On Girls in ICT Day, we’re celebrating the roll-out of Kolibri, an open-source learning platform, which we’re using in 15 PEAS schools in Uganda to support students to develop and strengthen their literacy, numeracy and digital skills.  

Today in Africa, as elsewhere globally, the ability to leverage digital technology is indispensable to an individual’s well-being, as necessary as basic literacy and numeracy. Increasingly, individual’s need both foundational and digital skills to secure a job, access life-saving healthcare information and financial services, engage in civic and political discourse, and speak out about issues that affect them. The ability to read and write and leverage digital technology is a particularly powerful tool for girls and women, helping them to make informed choices about their health, families and communities, their careers and overall life trajectory.

But globally, women and girls face gender-based barriers that prevent them from accessing and using technology at the same level as boys and men. This divide prevails across the globe, but the biggest inequalities are in Sub-Saharan Africa, where girls and women are 45% less likely to access the internet than boys and men[1]. For girls and women in rural areas, the barriers are acute and cross-cutting and include unreliable power supplies, poor internet connectivity, cost, fear of discrimination and poor literacy and numeracy skills. Removing these barriers begins by getting girls in school, building their confidence, and learning the essential skills.

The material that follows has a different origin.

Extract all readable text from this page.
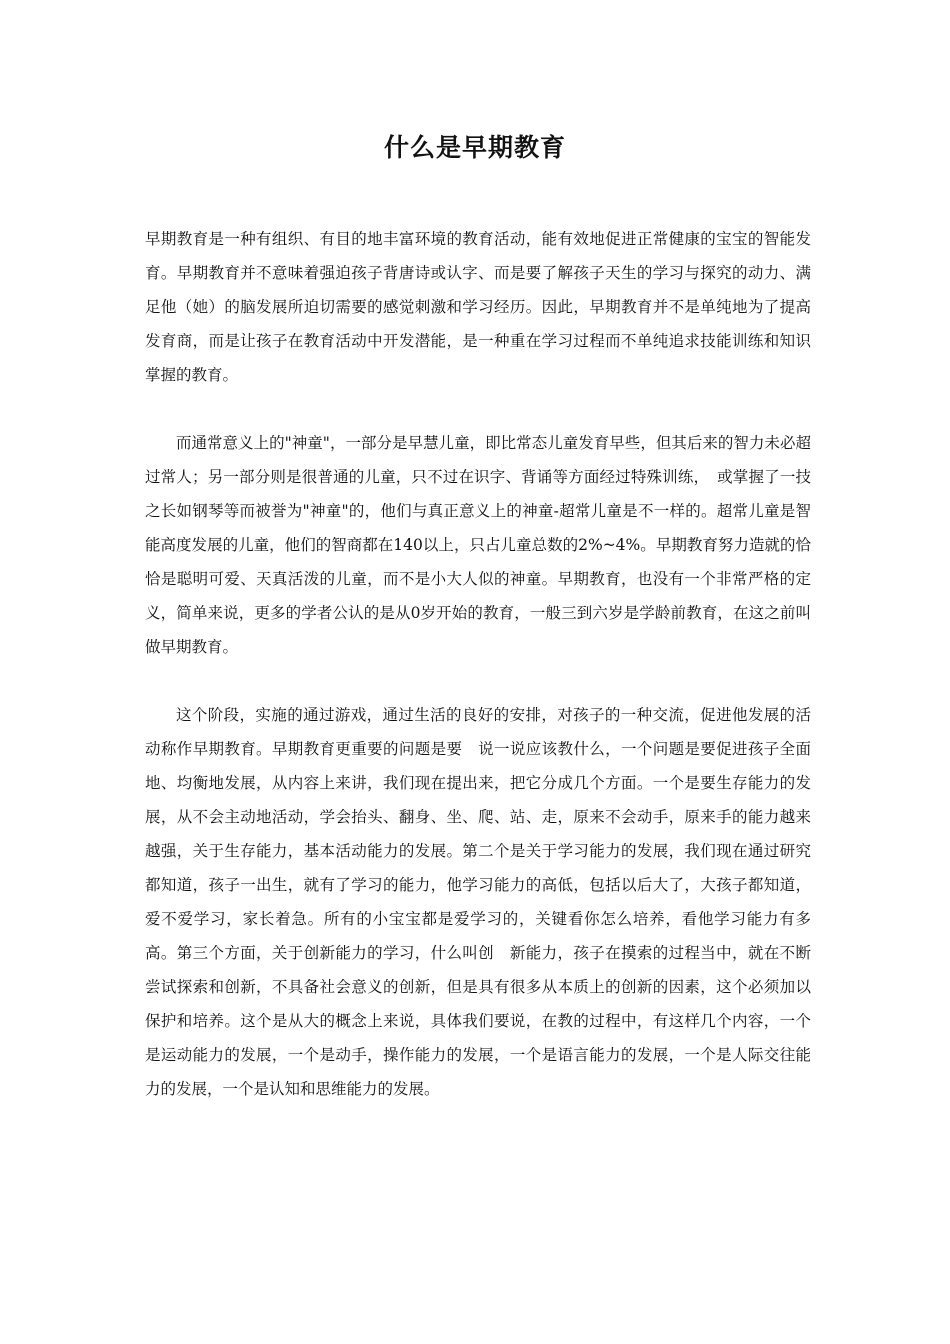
什么是早期教育

早期教育是一种有组织、有目的地丰富环境的教育活动，能有效地促进正常健康的宝宝的智能发育。早期教育并不意味着强迫孩子背唐诗或认字、而是要了解孩子天生的学习与探究的动力、满足他（她）的脑发展所迫切需要的感觉刺激和学习经历。因此，早期教育并不是单纯地为了提高发育商，而是让孩子在教育活动中开发潜能，是一种重在学习过程而不单纯追求技能训练和知识掌握的教育。

而通常意义上的"神童"，一部分是早慧儿童，即比常态儿童发育早些，但其后来的智力未必超过常人；另一部分则是很普通的儿童，只不过在识字、背诵等方面经过特殊训练，　或掌握了一技之长如钢琴等而被誉为"神童"的，他们与真正意义上的神童-超常儿童是不一样的。超常儿童是智能高度发展的儿童，他们的智商都在140以上，只占儿童总数的2%~4%。早期教育努力造就的恰恰是聪明可爱、天真活泼的儿童，而不是小大人似的神童。早期教育，也没有一个非常严格的定义，简单来说，更多的学者公认的是从0岁开始的教育，一般三到六岁是学龄前教育，在这之前叫做早期教育。

这个阶段，实施的通过游戏，通过生活的良好的安排，对孩子的一种交流，促进他发展的活动称作早期教育。早期教育更重要的问题是要　说一说应该教什么，一个问题是要促进孩子全面地、均衡地发展，从内容上来讲，我们现在提出来，把它分成几个方面。一个是要生存能力的发展，从不会主动地活动，学会抬头、翻身、坐、爬、站、走，原来不会动手，原来手的能力越来越强，关于生存能力，基本活动能力的发展。第二个是关于学习能力的发展，我们现在通过研究都知道，孩子一出生，就有了学习的能力，他学习能力的高低，包括以后大了，大孩子都知道，爱不爱学习，家长着急。所有的小宝宝都是爱学习的，关键看你怎么培养，看他学习能力有多高。第三个方面，关于创新能力的学习，什么叫创　新能力，孩子在摸索的过程当中，就在不断尝试探索和创新，不具备社会意义的创新，但是具有很多从本质上的创新的因素，这个必须加以保护和培养。这个是从大的概念上来说，具体我们要说，在教的过程中，有这样几个内容，一个是运动能力的发展，一个是动手，操作能力的发展，一个是语言能力的发展，一个是人际交往能力的发展，一个是认知和思维能力的发展。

PEAS has 15 years’ experience educating adolescent girls in rural communities in Uganda and Zambia. With one of the largest secondary school networks in Sub-Saharan Africa, PEAS educates over 16,000 students at 36 schools each year. We reserve over half of all our school places for girls and evidence shows that girls at our schools feel safer, learn faster and develop more relevant skills than their peers at other schools. All PEAS schools have well-equipped ICT labs and, through Computer Studies and co-curricular activities, we help students to overcome barriers to accessing technology, and build their confidence and skills so that they can use it in a safe environment.

Yet prolonged school closures due to COVID-19 have compounded the pre-existing barriers our students face, causing significant disruptions to learning and many to fall behind. So, last year we began using Kolibri – an innovative, offline learning software – to provide additional support to students who need it the most, to help them to develop essential literacy, numeracy and digital skills. This year, PEAS has developed bespoke literacy and numeracy learning content for Kolibri which is contextually relevant and appropriate at the secondary level. Now, targeted students across 15 PEAS schools in Uganda are engaging in independent learning at their own pace and level.

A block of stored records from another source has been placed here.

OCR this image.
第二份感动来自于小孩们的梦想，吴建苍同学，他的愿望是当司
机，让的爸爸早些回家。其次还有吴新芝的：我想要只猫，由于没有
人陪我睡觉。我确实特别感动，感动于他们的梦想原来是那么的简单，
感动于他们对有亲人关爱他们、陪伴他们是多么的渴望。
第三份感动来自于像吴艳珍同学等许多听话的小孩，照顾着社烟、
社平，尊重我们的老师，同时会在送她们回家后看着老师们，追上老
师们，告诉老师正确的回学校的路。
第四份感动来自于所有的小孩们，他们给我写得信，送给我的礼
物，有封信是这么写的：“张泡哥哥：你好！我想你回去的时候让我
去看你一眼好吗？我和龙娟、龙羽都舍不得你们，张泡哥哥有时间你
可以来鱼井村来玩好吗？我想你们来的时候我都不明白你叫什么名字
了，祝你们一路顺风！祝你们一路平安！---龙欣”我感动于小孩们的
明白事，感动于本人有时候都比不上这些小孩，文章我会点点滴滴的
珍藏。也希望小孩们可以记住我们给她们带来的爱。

Students targeted for remedial support will attend one 80-minute lesson each week, held in the ICT labs during school hours. During a lesson, students navigate the Kolibri platform to watch video content, read stories at their own pace and complete practice questions that give them immediate feedback. The purposeful timetabling of our remedial programme during school hours ensures day girls don’t miss out on the support they need. Last year, 50% of the students enrolled on the numeracy programme were girls, and this year we’re expecting the same, if not more.

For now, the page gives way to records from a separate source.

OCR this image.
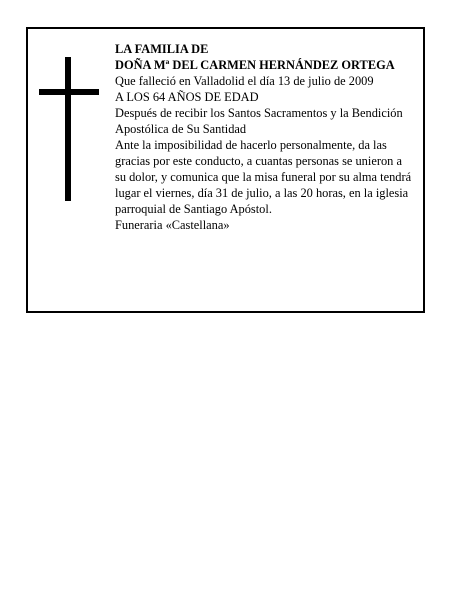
LA FAMILIA DE

DOÑA Mª DEL CARMEN HERNÁNDEZ ORTEGA

Que falleció en Valladolid el día 13 de julio de 2009

A LOS 64 AÑOS DE EDAD

Después de recibir los Santos Sacramentos y la Bendición Apostólica de Su Santidad

Ante la imposibilidad de hacerlo personalmente, da las gracias por este conducto, a cuantas personas se unieron a su dolor, y comunica que la misa funeral por su alma tendrá lugar el viernes, día 31 de julio, a las 20 horas, en la iglesia parroquial de Santiago Apóstol.

Funeraria «Castellana»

By testing appropriate solutions for technology in low-resource contexts, PEAS has found an innovative approach to supporting girls in rural areas build foundational and digital skills. It’s low-tech, sustainable solutions like Kolibri that create opportunities for girls in low-resource geographies to get into ICT, strengthen their literacy, numeracy and digital skills and build their own futures.

[1] Intel and Dalberg (2013). Women and the Web: Bridging the internet gap and creating new global opportunities in low and middle-income countries.